Opinion
Case No. 20000504-CA.
Filed March 15, 2001. (Not For Official Publication)
Appeal from the Second District Juvenile, Ogden Department, The Honorable L. Kent Bachman.
Maurice Richards, Ogden, for Appellant.
Mark L. Shurtleff and John Peterson, Salt Lake City, for Appellee.
Martha Pierce, Salt Lake City, Guardian Ad Litem.
Before Judges Jackson, Orme, and Thorne.
MEMORANDUM DECISION
Appellant D.J. appeals from an order terminating her parental rights. We affirm.
D.J. argues for the first time on appeal that she was "denied due process of law . . . when the Utah Department of Child and Family Services [(DCFS)] . . . failed to devise a reunification program that took into account her intelligence level and also her mental illness." Generally, "`[this court] will not consider on appeal issues which were not submitted to the trial court and concerning which the trial court did not have the opportunity to make any findings of fact or law.'" In re M.W., 2000 UT 79, ¶ 29, 12 P.3d 80 (citation omitted). Under appropriate circumstances, when the best interest of the child is at stake, we may look past a party's failure to strictly adhere to procedural rules. See In re R.N.J., 908 P.2d 345, 349 (Utah Ct.App. 1995) (stating "furtherance of judicial efficiency and equity must give way when the central issue to be decided concerns the best interests of a child"),superceded on other grounds by statute in In re E.H.H., 2000 UT App 368, 16 P.3d 1257.
However, adherence to procedural rules, such as the rule at issue here, takes on added significance when abused or neglected children are involved because "the public policy underlying our child welfare laws, . . . is to provide stability and permanency for abused and neglected children, and to end the `"legal limbo"' of state custody as quickly as possible." In re S.L., 1999 UT App 390, ¶ 42, 995 P.2d 17 (citation omitted), cert. denied, 4 P.3d 1289 (Utah 2000). As such, our statutes instruct both DCFS and the juvenile courts to timely pursue one of two paths when addressing situations involving neglected or abused children, timely reunification or termination. See In re J.P., 921 P.2d 1012, 1020 (Utah Ct.App. 1996).

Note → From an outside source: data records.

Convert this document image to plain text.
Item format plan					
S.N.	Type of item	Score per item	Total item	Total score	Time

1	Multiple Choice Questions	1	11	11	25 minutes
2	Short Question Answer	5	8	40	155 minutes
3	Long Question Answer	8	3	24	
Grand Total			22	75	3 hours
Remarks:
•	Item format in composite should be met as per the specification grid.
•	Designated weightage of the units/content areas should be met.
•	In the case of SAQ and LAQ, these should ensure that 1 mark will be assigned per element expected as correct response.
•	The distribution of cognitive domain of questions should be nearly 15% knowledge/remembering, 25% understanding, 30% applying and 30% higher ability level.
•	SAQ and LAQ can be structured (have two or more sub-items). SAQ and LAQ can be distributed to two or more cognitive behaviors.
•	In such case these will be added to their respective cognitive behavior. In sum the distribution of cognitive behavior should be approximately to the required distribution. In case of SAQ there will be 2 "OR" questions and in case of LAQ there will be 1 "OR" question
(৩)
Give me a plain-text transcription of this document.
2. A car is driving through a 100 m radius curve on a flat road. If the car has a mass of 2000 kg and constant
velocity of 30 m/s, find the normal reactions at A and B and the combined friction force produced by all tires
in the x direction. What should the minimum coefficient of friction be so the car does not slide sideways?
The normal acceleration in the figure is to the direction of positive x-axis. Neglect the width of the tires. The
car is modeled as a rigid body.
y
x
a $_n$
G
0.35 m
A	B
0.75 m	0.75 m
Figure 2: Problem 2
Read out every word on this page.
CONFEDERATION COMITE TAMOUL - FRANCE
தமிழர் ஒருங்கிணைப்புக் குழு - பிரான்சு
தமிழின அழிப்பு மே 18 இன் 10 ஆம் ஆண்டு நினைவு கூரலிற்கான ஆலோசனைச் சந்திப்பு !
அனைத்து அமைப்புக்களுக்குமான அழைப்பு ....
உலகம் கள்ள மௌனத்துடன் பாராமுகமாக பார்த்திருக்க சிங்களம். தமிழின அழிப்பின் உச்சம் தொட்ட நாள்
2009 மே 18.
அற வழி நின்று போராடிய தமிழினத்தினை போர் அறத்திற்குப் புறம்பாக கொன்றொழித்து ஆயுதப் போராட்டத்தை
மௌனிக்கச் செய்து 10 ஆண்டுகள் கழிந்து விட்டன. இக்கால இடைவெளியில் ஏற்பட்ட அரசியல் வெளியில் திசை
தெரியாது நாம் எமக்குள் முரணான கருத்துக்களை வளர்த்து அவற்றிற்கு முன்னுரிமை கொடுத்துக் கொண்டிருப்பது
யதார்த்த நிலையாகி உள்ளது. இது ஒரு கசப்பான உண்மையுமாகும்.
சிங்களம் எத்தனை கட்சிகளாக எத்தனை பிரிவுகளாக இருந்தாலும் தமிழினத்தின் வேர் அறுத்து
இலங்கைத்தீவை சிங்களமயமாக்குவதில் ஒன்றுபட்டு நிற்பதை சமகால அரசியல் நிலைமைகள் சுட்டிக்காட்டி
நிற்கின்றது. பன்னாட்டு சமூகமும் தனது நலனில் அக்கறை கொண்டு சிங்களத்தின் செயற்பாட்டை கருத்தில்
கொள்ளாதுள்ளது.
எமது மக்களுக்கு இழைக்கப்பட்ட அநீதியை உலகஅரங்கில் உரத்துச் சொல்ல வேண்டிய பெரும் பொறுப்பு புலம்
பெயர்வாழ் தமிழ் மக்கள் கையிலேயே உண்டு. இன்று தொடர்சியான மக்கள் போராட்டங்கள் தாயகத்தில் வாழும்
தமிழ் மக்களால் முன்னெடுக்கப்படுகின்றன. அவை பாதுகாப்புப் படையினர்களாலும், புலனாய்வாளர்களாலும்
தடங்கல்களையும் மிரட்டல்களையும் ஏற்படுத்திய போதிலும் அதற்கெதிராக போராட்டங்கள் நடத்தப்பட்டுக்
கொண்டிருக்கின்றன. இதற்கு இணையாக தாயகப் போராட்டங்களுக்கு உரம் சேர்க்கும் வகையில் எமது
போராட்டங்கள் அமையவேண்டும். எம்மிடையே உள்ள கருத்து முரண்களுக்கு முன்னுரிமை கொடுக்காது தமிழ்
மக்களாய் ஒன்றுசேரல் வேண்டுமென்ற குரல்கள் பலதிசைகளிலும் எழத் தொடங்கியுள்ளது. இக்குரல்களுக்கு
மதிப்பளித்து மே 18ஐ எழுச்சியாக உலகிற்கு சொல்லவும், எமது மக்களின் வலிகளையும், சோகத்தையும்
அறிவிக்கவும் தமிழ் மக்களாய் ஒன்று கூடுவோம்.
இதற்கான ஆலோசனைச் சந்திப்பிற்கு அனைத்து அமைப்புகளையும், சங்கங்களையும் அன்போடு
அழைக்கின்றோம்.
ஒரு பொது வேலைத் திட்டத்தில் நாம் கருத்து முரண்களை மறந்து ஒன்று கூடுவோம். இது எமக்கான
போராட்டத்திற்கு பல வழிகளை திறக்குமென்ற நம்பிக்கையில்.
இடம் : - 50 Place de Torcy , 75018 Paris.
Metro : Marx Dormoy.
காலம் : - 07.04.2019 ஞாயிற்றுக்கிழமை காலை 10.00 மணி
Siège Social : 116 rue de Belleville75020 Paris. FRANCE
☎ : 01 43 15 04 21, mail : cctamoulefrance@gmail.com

By waiting to raise her objection for the first time on appeal, Jones has left T.E.P. in a state of uncertainty for an additional year. Moreover, T.E.P. has been in DCFS care since August 6, 1998, which is clearly not in T.E.P's best interest. If D.J. had raised her objections below, the trial court could have evaluated, and possibly altered, the service plan to reflect her limitations. However, by failing to do so, D.J. waived her objections and it is now improper to raise these objections on appeal.
Finally, the juvenile court's conclusion that D.J. was unfit or incompetent does not require a finding that the State provided "reasonable and adequate services before terminating parental rights." In re M.E.C., 942 P.2d 955, 960 (Utah Ct.App. 1997). Further, D.J. has failed to argue that the findings underlying this conclusion were clearly erroneous and "[a]s a result, we accept these findings as adequately supported by the record." Id.
Accordingly, we decline to reach the merits of D.J's claim and affirm the juvenile court's ruling.
William A. Thorne, Jr., Judge.
WE CONCUR: Norman H. Jackson, Associate Presiding Judge, Gregory K. Orme, Judge.